Monday, February 23, 2009

a theory about theories

according to this week's poll watch in the week magazine, only 39% of americans believe in the theory of evolution. part of it certainly has to do with the religiosity of americans and the christian right's insistence on creationism and/or 'intelligent design,' but i think a good chunk of it has to do with the different uses to which the word 'theory' is put in and out of the world of scientific inquiry.

in everyday language, to say you have a theory about something is to say that you have what seems to you a rational explanation for whatever phenomenon you're attempting to describe, whether or not you have put said 'theory' to any sort of test at all. it is, at best, an educated guess and, more generally, just a regular guess that fits both the facts and the way that your worldview inclines you to see them.

were you a scientist, you would call such a thing a hypothesis, and you would then attempt to devise a test to see if your hypothesis stood up to scrutiny. then you would repeat the test, and repeat it again, and again, and so on, until you were pretty sure that you had reliable data which either did or did not back up your hypothesis. then you would publish those results, and other scientists would see if they could replicate your results without you there, going through a number of iterations, over and over, until they reached a conclusion, whether or not it was the same conclusion you reached or not.

this sort of testing would go on and on, and be carried out many, many times, by many, many different scientists, and be published and reviewed many, many times. and it would all have to come out the same, meaning all those experiments, all those tests of your hypothesis, would have to come to the same conclusion.

then you could call it a theory. and even then your hypothesis/theory would only stand until a better explanation of whatever phenomenon you were trying to describe was posited, tested, reviewed, etc.

so, in the world of scientific inquiry, for something to be called a theory implies many years of rigorous testing and failed attempts at falsification; it means the idea has been tested and stood up to that testing, and that noone has been able to come up with a better explanation.

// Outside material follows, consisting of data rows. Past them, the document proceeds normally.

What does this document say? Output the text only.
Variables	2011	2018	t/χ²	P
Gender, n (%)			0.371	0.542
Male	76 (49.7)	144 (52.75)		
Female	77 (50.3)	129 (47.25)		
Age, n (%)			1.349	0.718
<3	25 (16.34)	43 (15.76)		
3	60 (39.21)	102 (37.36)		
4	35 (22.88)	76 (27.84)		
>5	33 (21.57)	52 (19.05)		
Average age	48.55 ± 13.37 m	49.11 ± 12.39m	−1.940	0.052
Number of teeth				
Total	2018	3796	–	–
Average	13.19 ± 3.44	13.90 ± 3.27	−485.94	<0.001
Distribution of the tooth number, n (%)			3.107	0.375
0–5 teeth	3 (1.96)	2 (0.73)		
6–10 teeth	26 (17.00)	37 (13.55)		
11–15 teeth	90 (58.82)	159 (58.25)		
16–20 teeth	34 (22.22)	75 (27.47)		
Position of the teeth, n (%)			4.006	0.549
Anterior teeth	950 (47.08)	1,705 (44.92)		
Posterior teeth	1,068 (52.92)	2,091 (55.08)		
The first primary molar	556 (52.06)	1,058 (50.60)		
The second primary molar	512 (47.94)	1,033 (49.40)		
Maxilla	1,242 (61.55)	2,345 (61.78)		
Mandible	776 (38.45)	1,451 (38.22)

in regular life, a theory is just a reasonable explanation somebody came up with, but that lacks the key evidence that would make it so.

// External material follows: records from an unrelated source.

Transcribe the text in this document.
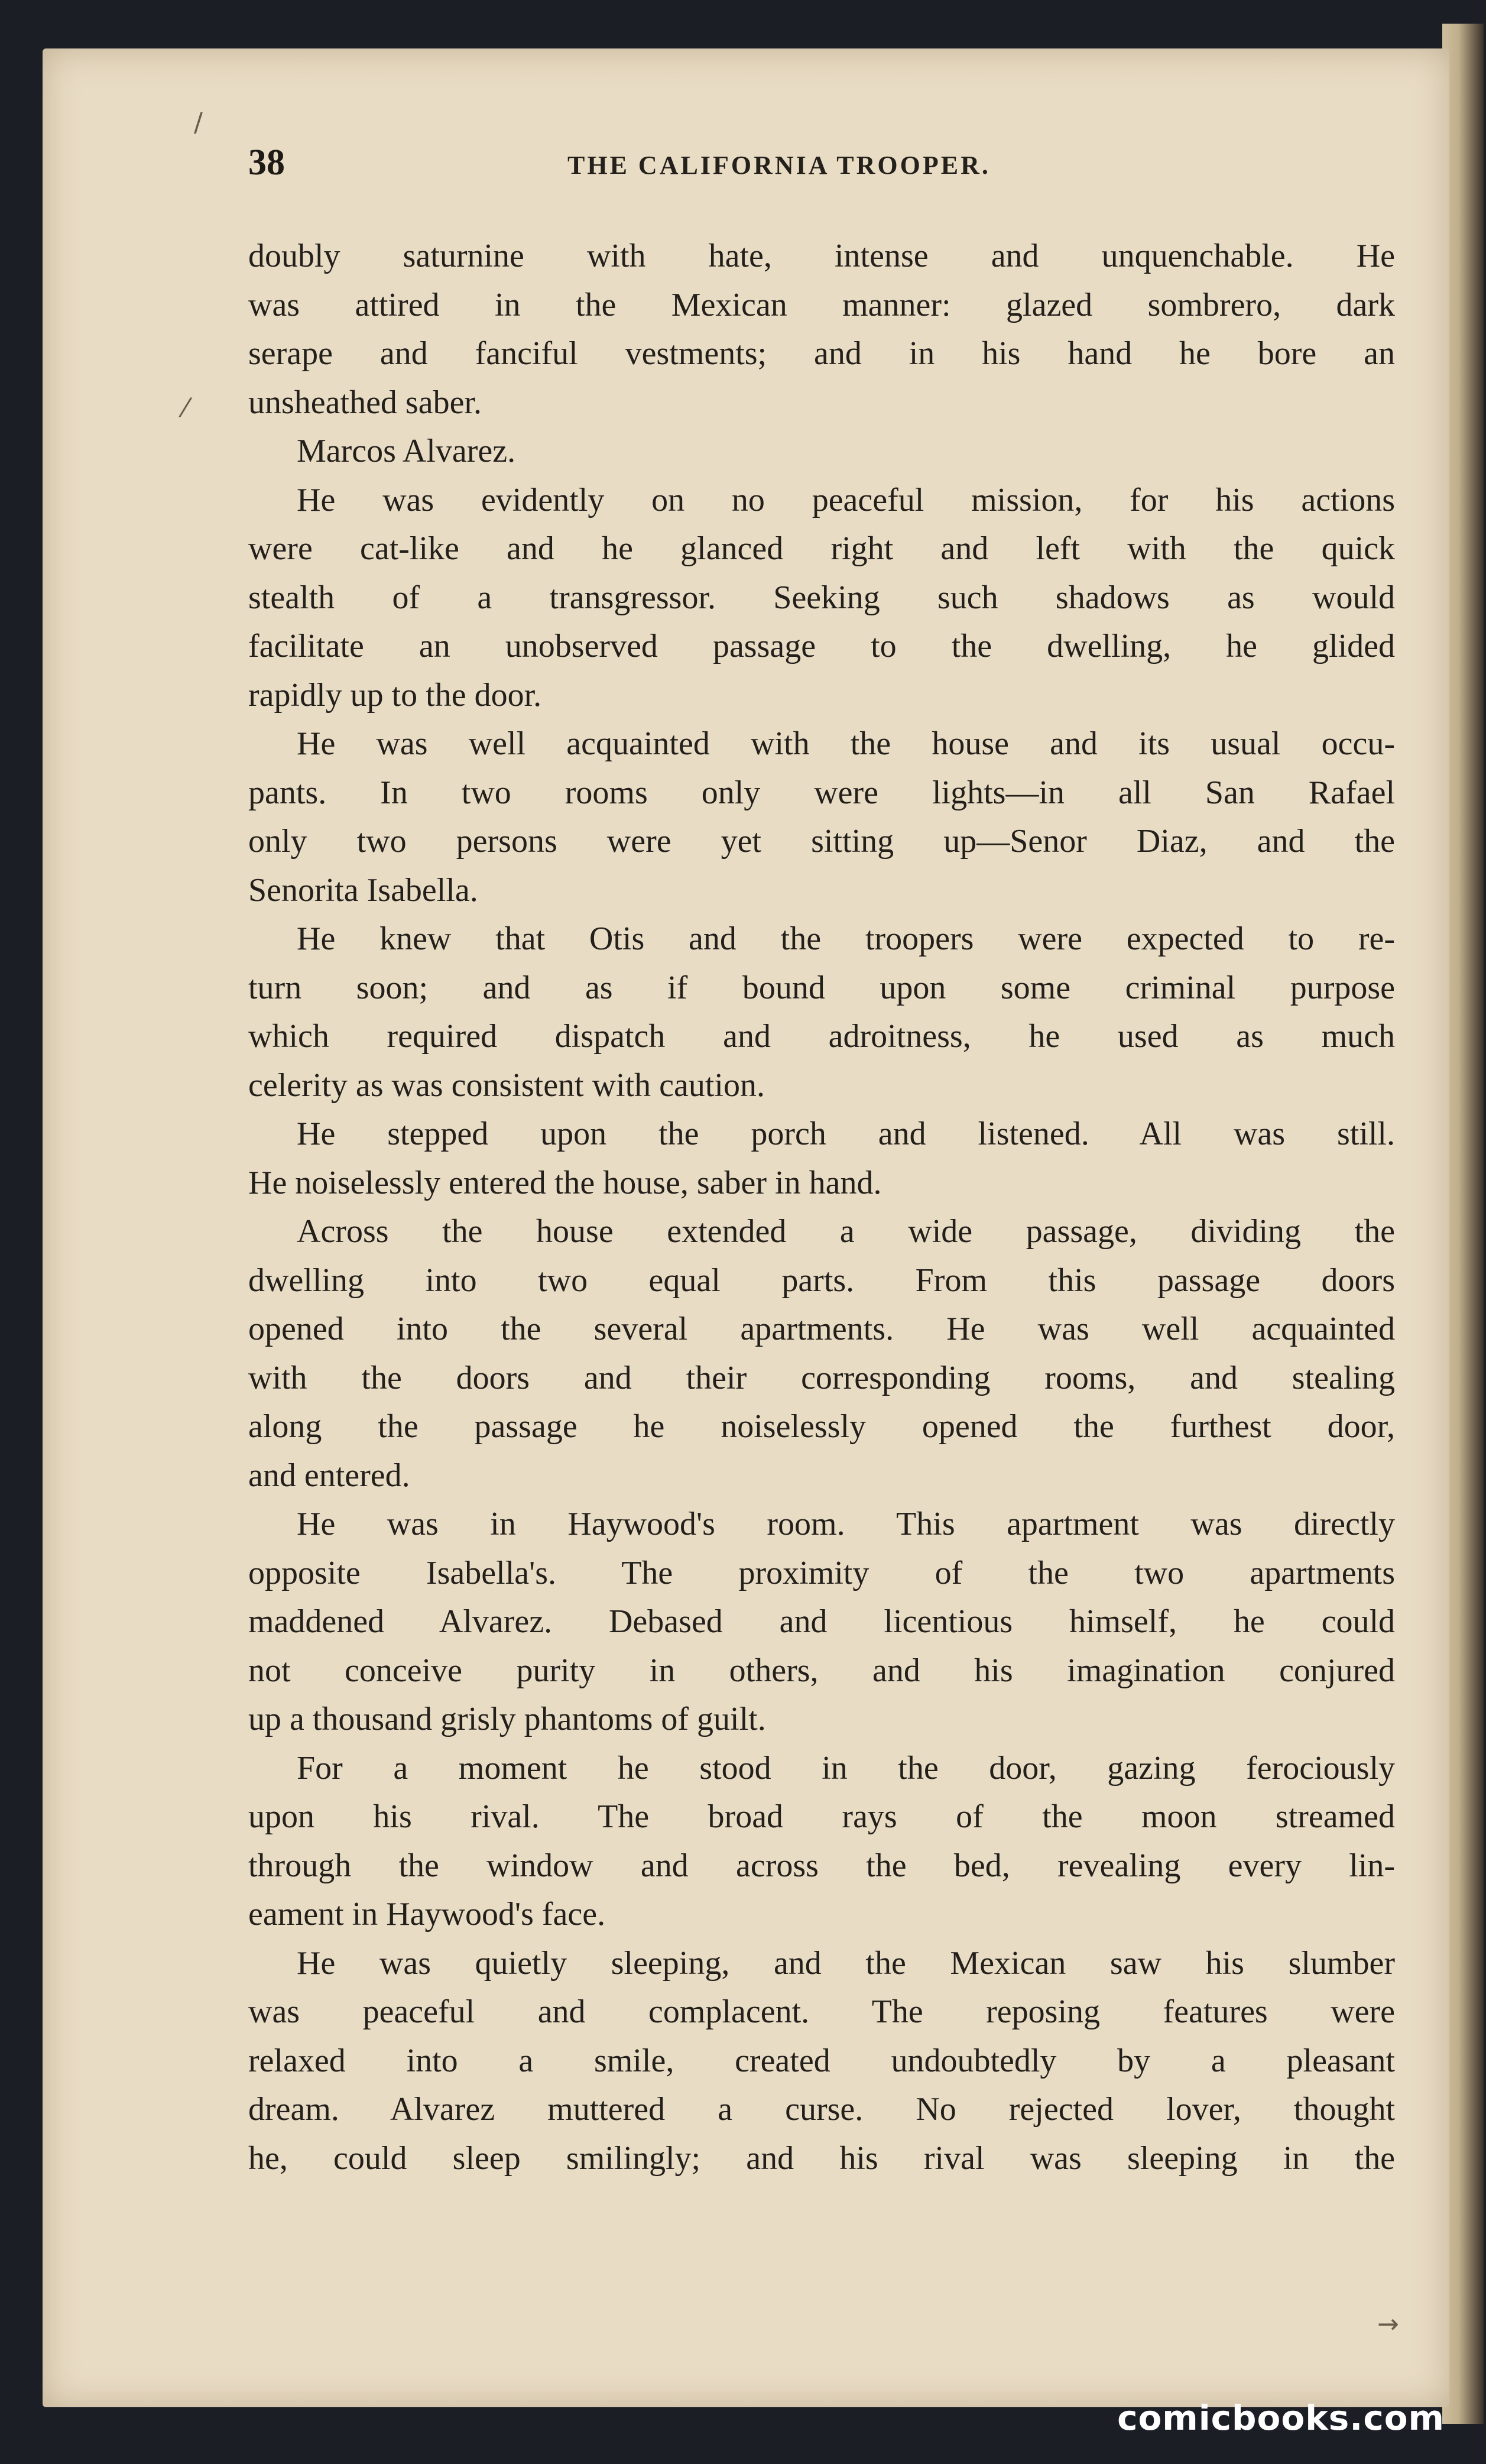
38	THE CALIFORNIA TROOPER.
doubly saturnine with hate, intense and unquenchable. He
was attired in the Mexican manner: glazed sombrero, dark
serape and fanciful vestments; and in his hand he bore an
unsheathed saber.
Marcos Alvarez.
He was evidently on no peaceful mission, for his actions
were cat-like and he glanced right and left with the quick
stealth of a transgressor. Seeking such shadows as would
facilitate an unobserved passage to the dwelling, he glided
rapidly up to the door.
He was well acquainted with the house and its usual occu-
pants. In two rooms only were lights—in all San Rafael
only two persons were yet sitting up—Senor Diaz, and the
Senorita Isabella.
He knew that Otis and the troopers were expected to re-
turn soon; and as if bound upon some criminal purpose
which required dispatch and adroitness, he used as much
celerity as was consistent with caution.
He stepped upon the porch and listened. All was still.
He noiselessly entered the house, saber in hand.
Across the house extended a wide passage, dividing the
dwelling into two equal parts. From this passage doors
opened into the several apartments. He was well acquainted
with the doors and their corresponding rooms, and stealing
along the passage he noiselessly opened the furthest door,
and entered.
He was in Haywood's room. This apartment was directly
opposite Isabella's. The proximity of the two apartments
maddened Alvarez. Debased and licentious himself, he could
not conceive purity in others, and his imagination conjured
up a thousand grisly phantoms of guilt.
For a moment he stood in the door, gazing ferociously
upon his rival. The broad rays of the moon streamed
through the window and across the bed, revealing every lin-
eament in Haywood's face.
He was quietly sleeping, and the Mexican saw his slumber
was peaceful and complacent. The reposing features were
relaxed into a smile, created undoubtedly by a pleasant
dream. Alvarez muttered a curse. No rejected lover, thought
he, could sleep smilingly; and his rival was sleeping in the
/
⁄
→
comicbooks.com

to put it in regular people parlance, my theory about why fewer than 4 in 10 americans believes in darwin's theory of evolution, one of the most tested, tried, and true of all scientific theories, one that's been tested, over and over again, for a hundred fifty years, and stood up to those tests, is that most people hear the words 'theory of evolution' and mistake the scientific meaning of the word for its more colloquial usage, and assume that it's just some explanation some guy thought up a hundred years ago but that is equivalent to, say, the theory that brad pitt left jennifer aniston for angelina jolie because angelina has bigger boobs.

maybe i'm wrong, but, as the saying goes, nobody ever lost money underestimating the intelligence of the american people.